# The Next Stage of the Polis

In Aeschylus’ play Oresteia, Agamemnon sacrifices his daughter as an offering to the primitive (pre-classical) gods of nature and war, meant to insure sea passage and victory in an upcoming battle.

In doing so, he sets in motion a cascade of blood vengeance that echoes the historical practice of pre-classical Greek retaliatory clan justice. On Agamemnon’s return home, Clytemnestra cuts his throat in his bath. On the discovery of this horror, Orestes then, on prompting from his sister Elektra, murders his mother Clytemnestra. At this point, Orestes is chased through the rest of the play by the Erinyes (the furies), a symbol of ancient natural justice.

In the climax and conclusion of the play, on Orestes’ pleadings for escape from the Erinyes, Athena descends from Olympus and presides as judge over (mythologically speaking) the first trial by jury. Orestes is spared, and the Erinyes are cast into the earth, with a new task: they are to be ever wary of injustice, and report to her when they see it.
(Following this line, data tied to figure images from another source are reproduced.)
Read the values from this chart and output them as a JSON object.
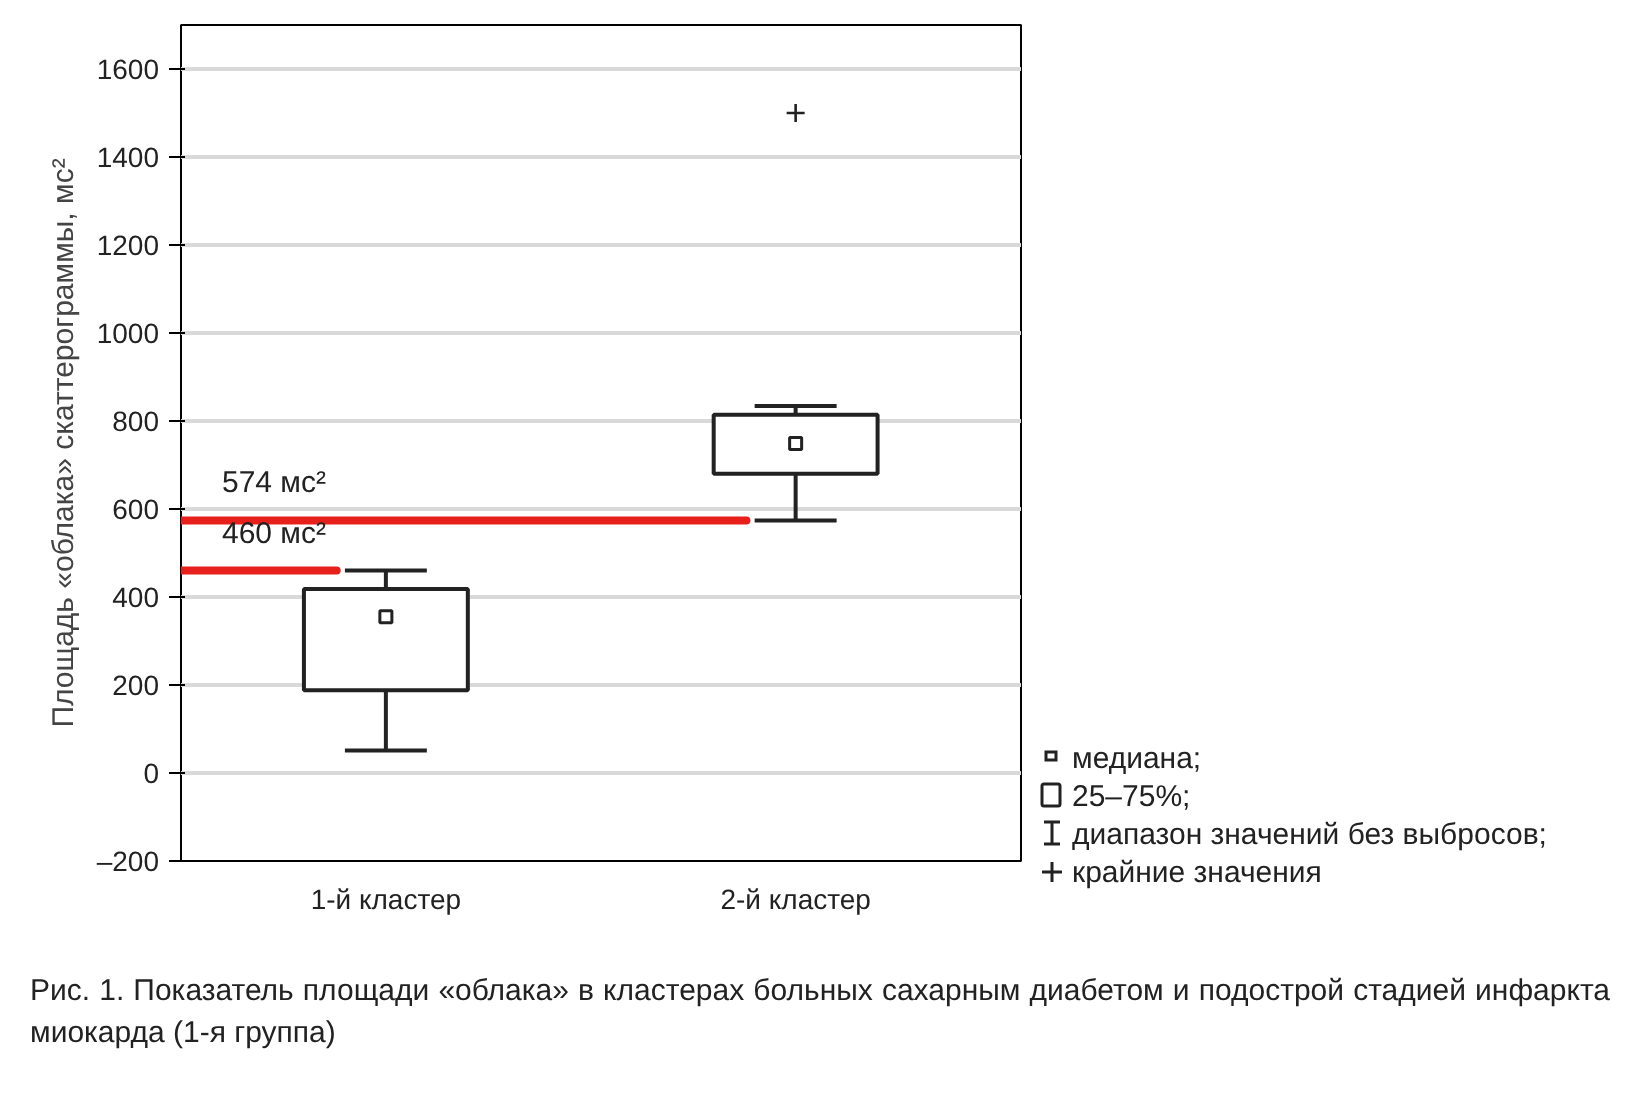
{
  "chart_data": {
    "type": "box",
    "title": "Рис. 1. Показатель площади «облака» в кластерах больных сахарным диабетом и подострой стадией инфаркта миокарда (1-я группа)",
    "ylabel": "Площадь «облака» скаттерограммы, мс²",
    "categories": [
      "1-й кластер",
      "2-й кластер"
    ],
    "boxes": [
      {
        "low": 51,
        "q1": 188,
        "median": 355,
        "q3": 418,
        "high": 460
      },
      {
        "low": 574,
        "q1": 680,
        "median": 749,
        "q3": 814,
        "high": 834,
        "outliers": [
          1500
        ]
      }
    ],
    "ylim": [
      -200,
      1700
    ],
    "yticks": [
      {
        "value": -200,
        "label": "–200"
      },
      0,
      200,
      400,
      600,
      800,
      1000,
      1200,
      1400,
      1600
    ],
    "grid": "y",
    "ref_lines": [
      {
        "axis": "y",
        "value": 574,
        "label": "574 мс²",
        "color": "#e8201c"
      },
      {
        "axis": "y",
        "value": 460,
        "label": "460 мс²",
        "color": "#e8201c"
      }
    ],
    "annotations": [
      "медиана;",
      "25–75%;",
      "диапазон значений без выбросов;",
      "крайние значения"
    ]
  }
}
This play is important, because it records (at least in allegory) the social evolution of the Greek people, from ancient nomadic clans, to oligarchic familial tribes, to their “final” stage as citizens in a polis.
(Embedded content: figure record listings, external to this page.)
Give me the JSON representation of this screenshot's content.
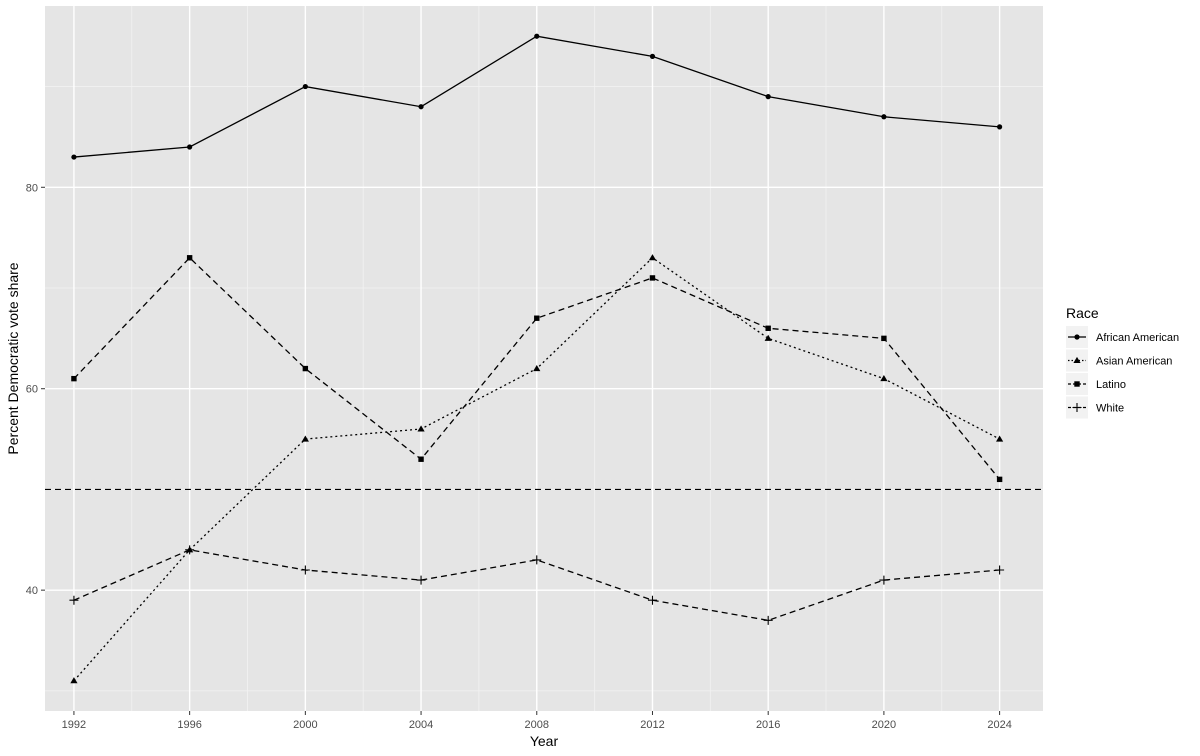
{
  "chart_data": {
    "type": "line",
    "xlabel": "Year",
    "ylabel": "Percent Democratic vote share",
    "x": [
      1992,
      1996,
      2000,
      2004,
      2008,
      2012,
      2016,
      2020,
      2024
    ],
    "xlim": [
      1991,
      2025.5
    ],
    "ylim": [
      28,
      98
    ],
    "x_ticks": [
      1992,
      1996,
      2000,
      2004,
      2008,
      2012,
      2016,
      2020,
      2024
    ],
    "y_ticks": [
      40,
      60,
      80
    ],
    "grid": true,
    "legend": {
      "title": "Race",
      "position": "right"
    },
    "reference_line": {
      "y": 50,
      "style": "dashed"
    },
    "series": [
      {
        "name": "African American",
        "linetype": "solid",
        "marker": "circle",
        "values": [
          83,
          84,
          90,
          88,
          95,
          93,
          89,
          87,
          86
        ]
      },
      {
        "name": "Asian American",
        "linetype": "dotted",
        "marker": "triangle",
        "values": [
          31,
          44,
          55,
          56,
          62,
          73,
          65,
          61,
          55
        ]
      },
      {
        "name": "Latino",
        "linetype": "dashed",
        "marker": "square",
        "values": [
          61,
          73,
          62,
          53,
          67,
          71,
          66,
          65,
          51
        ]
      },
      {
        "name": "White",
        "linetype": "dashed",
        "marker": "plus",
        "values": [
          39,
          44,
          42,
          41,
          43,
          39,
          37,
          41,
          42
        ]
      }
    ]
  }
}
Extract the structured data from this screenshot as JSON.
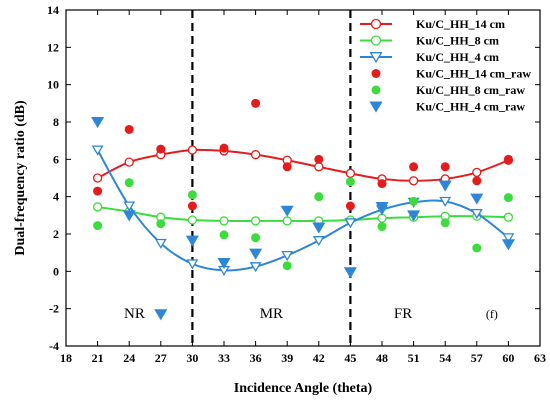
{
  "chart_data": {
    "type": "line",
    "xlabel": "Incidence Angle (theta)",
    "ylabel": "Dual-frequency ratio (dB)",
    "xlim": [
      18,
      63
    ],
    "ylim": [
      -4,
      14
    ],
    "xticks": [
      18,
      21,
      24,
      27,
      30,
      33,
      36,
      39,
      42,
      45,
      48,
      51,
      54,
      57,
      60,
      63
    ],
    "yticks": [
      -4,
      -2,
      0,
      2,
      4,
      6,
      8,
      10,
      12,
      14
    ],
    "grid": false,
    "legend_position": "top-right",
    "regions": [
      {
        "label": "NR",
        "x": 24.5,
        "y": -2.5
      },
      {
        "label": "MR",
        "x": 37.5,
        "y": -2.5
      },
      {
        "label": "FR",
        "x": 50,
        "y": -2.5
      }
    ],
    "region_boundaries": [
      30,
      45
    ],
    "panel_label": "(f)",
    "series": [
      {
        "name": "Ku/C_HH_14 cm",
        "kind": "line",
        "marker": "circle-open",
        "color": "#e51c1c",
        "x": [
          21,
          24,
          27,
          30,
          33,
          36,
          39,
          42,
          45,
          48,
          51,
          54,
          57,
          60
        ],
        "y": [
          5.0,
          5.85,
          6.25,
          6.5,
          6.45,
          6.25,
          5.95,
          5.6,
          5.25,
          4.95,
          4.85,
          4.95,
          5.3,
          5.95
        ]
      },
      {
        "name": "Ku/C_HH_8 cm",
        "kind": "line",
        "marker": "circle-open",
        "color": "#3ddc3d",
        "x": [
          21,
          24,
          27,
          30,
          33,
          36,
          39,
          42,
          45,
          48,
          51,
          54,
          57,
          60
        ],
        "y": [
          3.45,
          3.2,
          2.9,
          2.75,
          2.7,
          2.7,
          2.7,
          2.7,
          2.75,
          2.85,
          2.9,
          2.95,
          2.95,
          2.9
        ]
      },
      {
        "name": "Ku/C_HH_4 cm",
        "kind": "line",
        "marker": "triangle-down-open",
        "color": "#2e86d6",
        "x": [
          21,
          24,
          27,
          30,
          33,
          36,
          39,
          42,
          45,
          48,
          51,
          54,
          57,
          60
        ],
        "y": [
          6.5,
          3.5,
          1.5,
          0.4,
          0.05,
          0.25,
          0.85,
          1.65,
          2.6,
          3.3,
          3.7,
          3.75,
          3.1,
          1.8
        ]
      },
      {
        "name": "Ku/C_HH_14 cm_raw",
        "kind": "scatter",
        "marker": "circle-filled",
        "color": "#e51c1c",
        "x": [
          21,
          24,
          27,
          30,
          33,
          36,
          39,
          42,
          45,
          48,
          51,
          54,
          57,
          60
        ],
        "y": [
          4.3,
          7.6,
          6.55,
          3.5,
          6.6,
          9.0,
          5.6,
          6.0,
          3.5,
          4.7,
          5.6,
          5.6,
          4.85,
          6.0
        ]
      },
      {
        "name": "Ku/C_HH_8 cm_raw",
        "kind": "scatter",
        "marker": "circle-filled",
        "color": "#3ddc3d",
        "x": [
          21,
          24,
          27,
          30,
          33,
          36,
          39,
          42,
          45,
          48,
          51,
          54,
          57,
          60
        ],
        "y": [
          2.45,
          4.75,
          2.55,
          4.1,
          1.95,
          1.8,
          0.3,
          4.0,
          4.8,
          2.4,
          3.75,
          2.6,
          1.25,
          3.95
        ]
      },
      {
        "name": "Ku/C_HH_4 cm_raw",
        "kind": "scatter",
        "marker": "triangle-down-filled",
        "color": "#2e86d6",
        "x": [
          21,
          24,
          27,
          30,
          33,
          36,
          39,
          42,
          45,
          48,
          51,
          54,
          57,
          60
        ],
        "y": [
          8.0,
          3.0,
          -2.3,
          1.65,
          0.45,
          0.95,
          3.25,
          2.35,
          -0.05,
          3.45,
          3.0,
          4.6,
          3.9,
          1.45
        ]
      }
    ]
  }
}
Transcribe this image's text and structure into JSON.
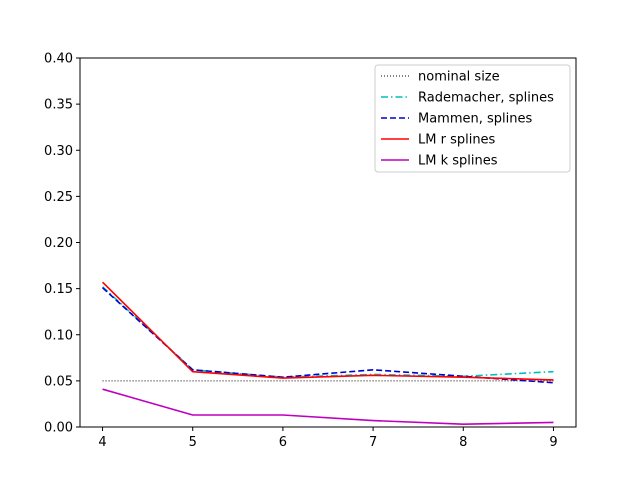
{
  "chart_data": {
    "type": "line",
    "title": "",
    "xlabel": "",
    "ylabel": "",
    "x": [
      4,
      5,
      6,
      7,
      8,
      9
    ],
    "xlim": [
      3.75,
      9.25
    ],
    "ylim": [
      0.0,
      0.4
    ],
    "x_ticks": [
      "4",
      "5",
      "6",
      "7",
      "8",
      "9"
    ],
    "y_ticks": [
      "0.00",
      "0.05",
      "0.10",
      "0.15",
      "0.20",
      "0.25",
      "0.30",
      "0.35",
      "0.40"
    ],
    "grid": false,
    "legend_position": "top-right",
    "series": [
      {
        "name": "nominal size",
        "values": [
          0.05,
          0.05,
          0.05,
          0.05,
          0.05,
          0.05
        ],
        "color": "#000000",
        "style": "dotted"
      },
      {
        "name": "Rademacher, splines",
        "values": [
          0.152,
          0.062,
          0.054,
          0.057,
          0.055,
          0.06
        ],
        "color": "#00bfbf",
        "style": "dashdot"
      },
      {
        "name": "Mammen, splines",
        "values": [
          0.151,
          0.062,
          0.054,
          0.062,
          0.055,
          0.048
        ],
        "color": "#0000cc",
        "style": "dashed"
      },
      {
        "name": "LM r splines",
        "values": [
          0.157,
          0.06,
          0.053,
          0.056,
          0.054,
          0.051
        ],
        "color": "#ff0000",
        "style": "solid"
      },
      {
        "name": "LM k splines",
        "values": [
          0.041,
          0.013,
          0.013,
          0.007,
          0.003,
          0.005
        ],
        "color": "#bf00bf",
        "style": "solid"
      }
    ]
  }
}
Humanity is ripe for another transformation of this nature, I think. Given the modern capacity of humanity for rapid communication, broad distribution of basic goods, and ever-expanding and ever-mixing intellectual and artistic culture, it seems to me that the city-state model (as expressed in the expanded nation-state form) of organization is struggling to cope. There is a constant tension between local and global, between parochial and universal, between individual and group.Legal regimes don’t know how to deal with something like Amazon or Twitter, where everything from toilet paper and Mein Kampf is available to anyone anywhere in the world, and everything from neighborhood school closing notices to international politics is open to all discussion, by anyone in the world. National boundaries appear an anachronism in such a circumstance.

From this perspective, it is easy to see why the idea of nationalism has become a cause célèbre once again, and where the fears which give rise to it come from. Nationalists are right to be deeply concerned about the erasure of traditional borders, and local controls. And the so-called “globalists” are wrong to naively think they can simply expand the model of the city-state one more time, to accommodate the expanding consciousness of mankind.
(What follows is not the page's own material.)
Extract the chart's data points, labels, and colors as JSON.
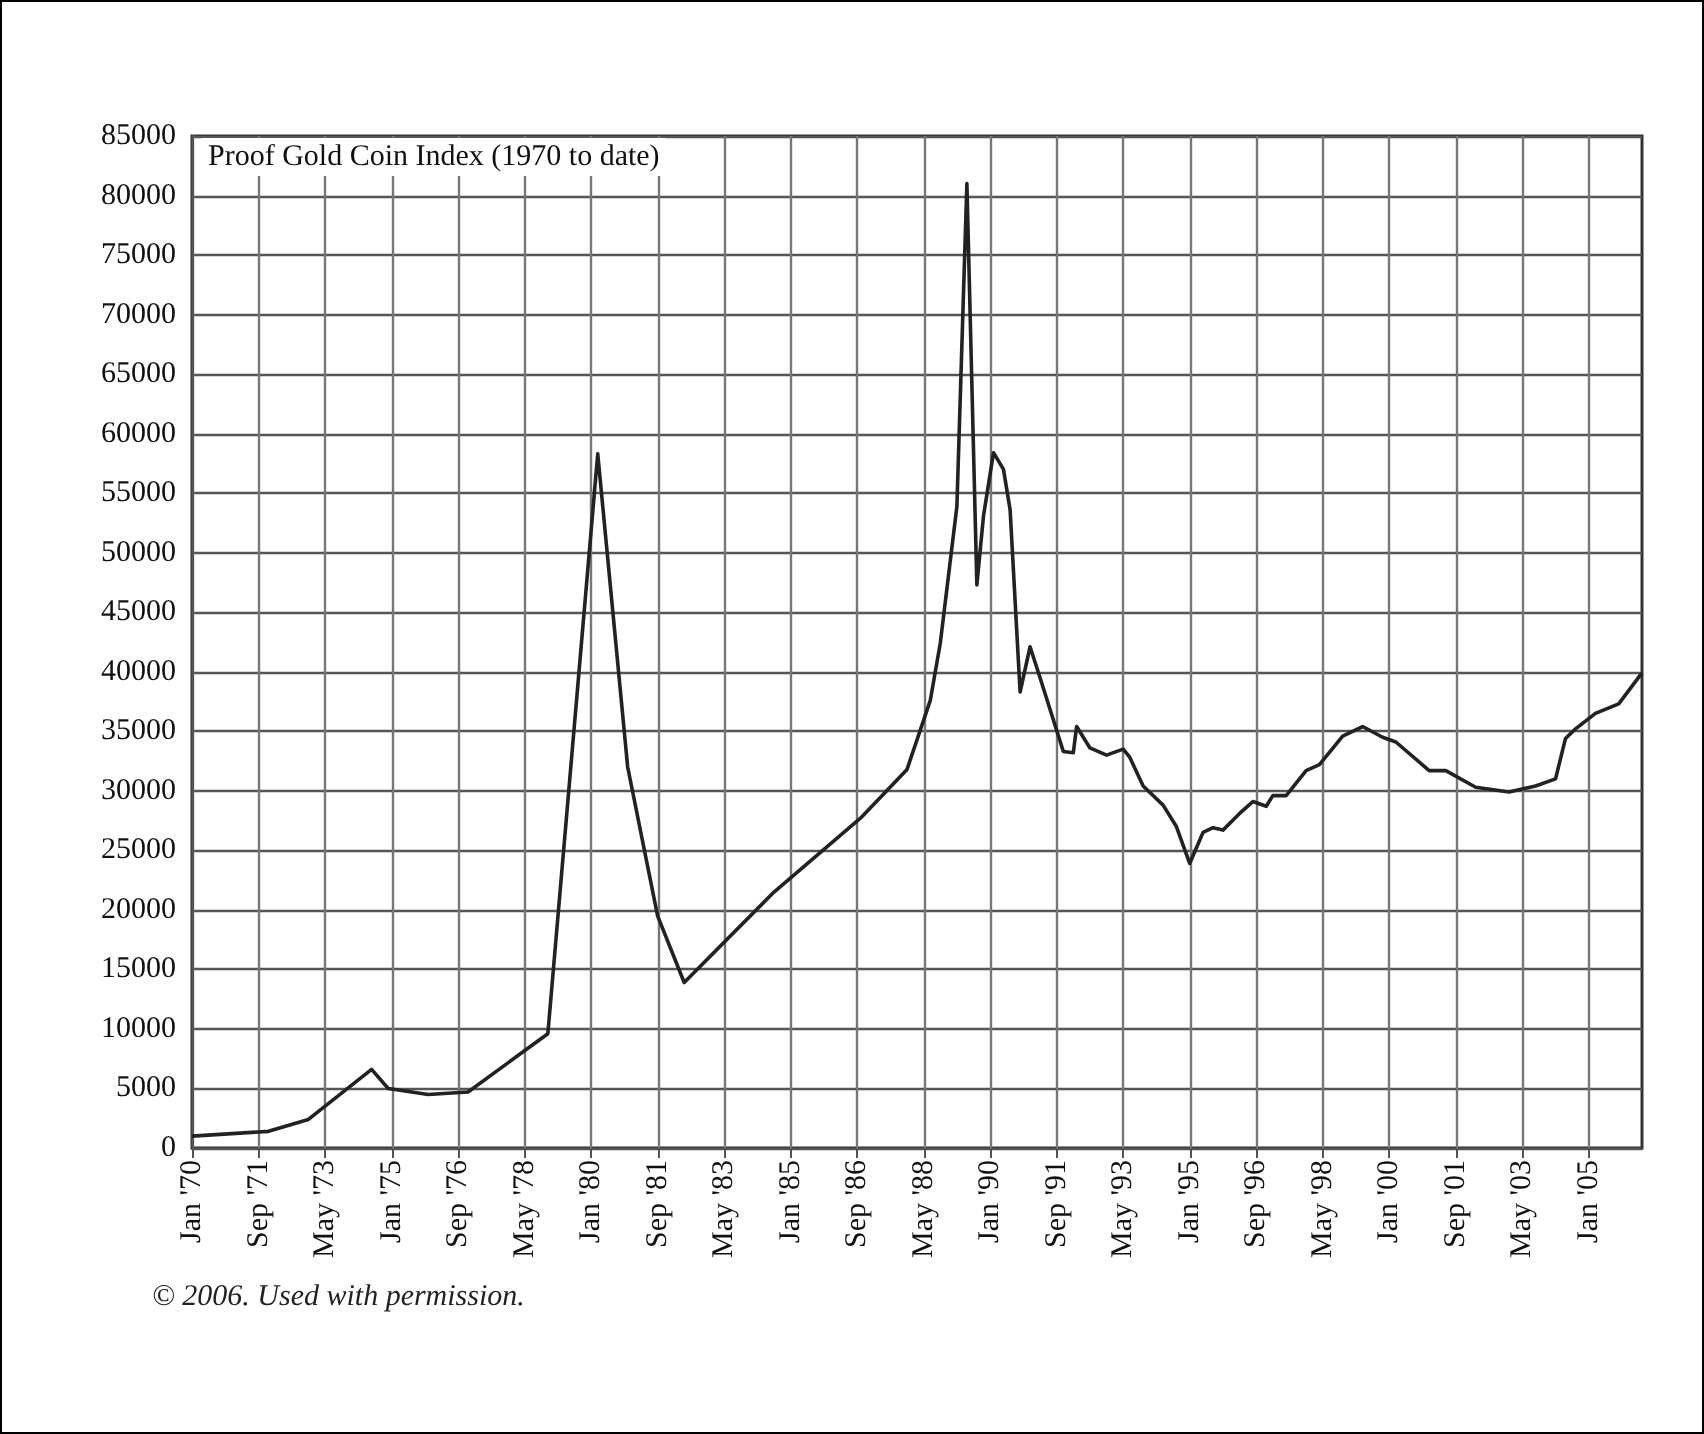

What is needed is something that can transcend this false dichotomy between city-state and global-state. What that is, I do not know. But I’m not sure the anarchists are right either (just erase the whole thing). I’m not even sure the human species itself is capable of coping with either the idea, or the day-to-day practice of living in a tribe as big as an entire planet. We weren’t really evolved to deal with that.

Unfortunately, neither Athena nor God are going to descend from the heavens to rescue us from ourselves. So, we’ll just have to figure it out together, if we don’t want to end up being just another Greek tragedy.